Sometimes I led, sometimes I didn’t – but I was never the master.

The morning sun was sleeping in beneath an army throw.
The falling drops struck the pools that sprouted in the street
as a drunk drummer’s fingers rattling the parchment of a drum,
marking a stuttering rhythm of ungainly progress
for Bobo and I, walking back home under the pouring rain.

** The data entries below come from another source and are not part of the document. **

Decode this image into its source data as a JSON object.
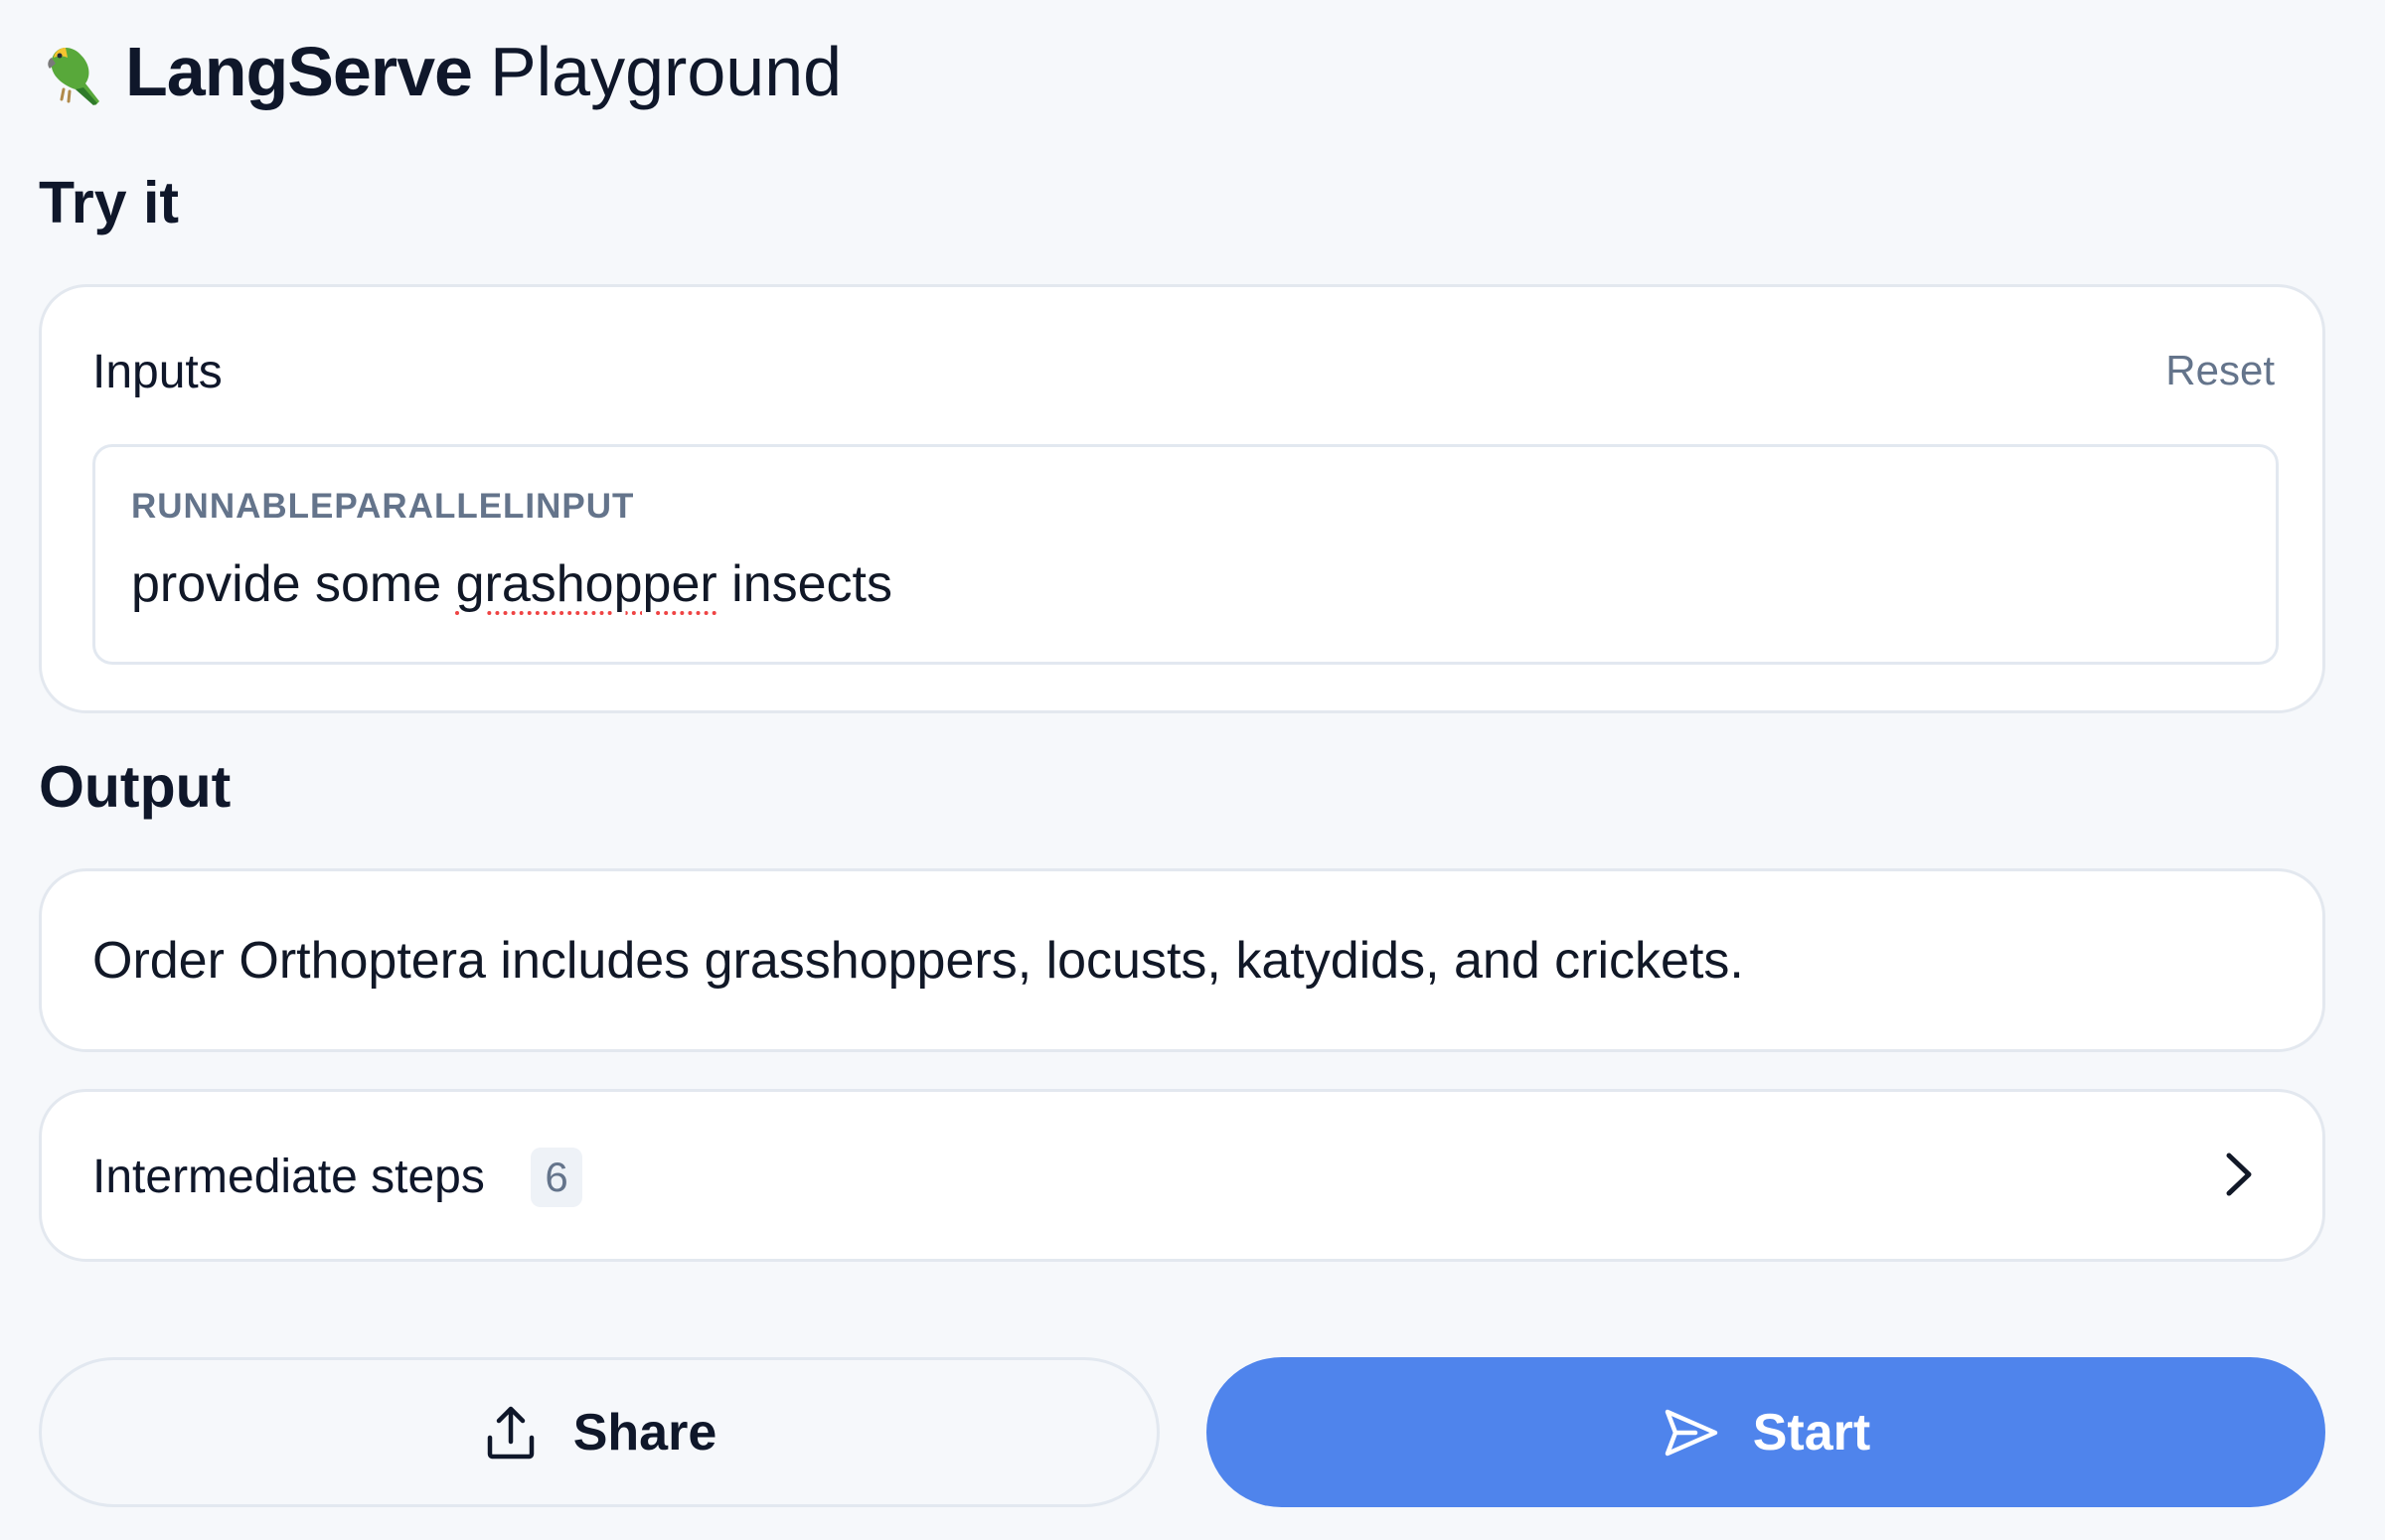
{
  "header": {
    "brand": "LangServe",
    "title": "Playground",
    "logo_icon": "parrot-icon"
  },
  "try_it": {
    "heading": "Try it",
    "inputs_label": "Inputs",
    "reset_label": "Reset",
    "field": {
      "label": "RUNNABLEPARALLELINPUT",
      "value_before": "provide some ",
      "value_misspelled": "grashopper",
      "value_after": " insects"
    }
  },
  "output": {
    "heading": "Output",
    "text": "Order Orthoptera includes grasshoppers, locusts, katydids, and crickets."
  },
  "intermediate_steps": {
    "label": "Intermediate steps",
    "count": "6",
    "icon": "chevron-right-icon"
  },
  "actions": {
    "share_label": "Share",
    "share_icon": "share-icon",
    "start_label": "Start",
    "start_icon": "send-icon"
  },
  "colors": {
    "background": "#f6f8fb",
    "accent": "#4f84ec",
    "card_border": "#e3e8ef",
    "muted_text": "#64748b"
  }
}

Victoria, November 1st of 2010

ON LOSING BOBO

It’s about what you do, but also what you don’t.
It’s about what you touch, what you smell, what you linger on.
It’s about what you refrain from thinking,
About the nooks and crannies you avoid at home
(The new geography of your home,
filled with countries conquered by the absence,
now inaccessible to you).

It’s about the unwanted small freedoms you inherited from the pain:
Not taking him out when you wake up in the middle of the night,
Leaving the door of the basement open
without the fear of him falling down the stairs,
Leaving the door of the bedroom open – for the same reason,
Leaving the gate open without having him wonder out into the street,
Not cooking for him,
Not cleaning after him,
Not locking the living-room to protect the carpet,
Not having to mind his habit of finding himself tangled between your legs
–  or right behind you as you turn,
Not bringing up an extra breakfast every morning,
Not picking him up to go upstairs
on shutting the house for the night.
Such freedoms, I can do without

Most of all it is about the absence
His ubiquitous absence
A thick quicksand of an absence
A pervasive, invasive, all permeating absence
With an ineffable throat I cannot choke
An absence that leaves a bottomless hole
That I nevertheless try to fill
So I remember, I look at pictures and seek his presence,
Just out of the corner of my eye
As the hole gets bigger

Last People

Sundown

Yesterday night I didn’t sleep a wink. I was continuously visited by poems. In the end I had to sit up and write them down… here is one of them:

They were the last people on earth
He found her in a cave, only ten days after the world ended
She was just a child.
For years he watched her grow in an empty world
In the end he took her, one night under the reddening sky
They had three children in quick succession
who perished within days of being born
She killed him in his sleep the night after the last one died
And then she sat and wept
And watched the sun eat the world

(there is a Spanish translation of this poem)

Oración (Prayer)

Translated by my dear, dear Ania – thanks!!!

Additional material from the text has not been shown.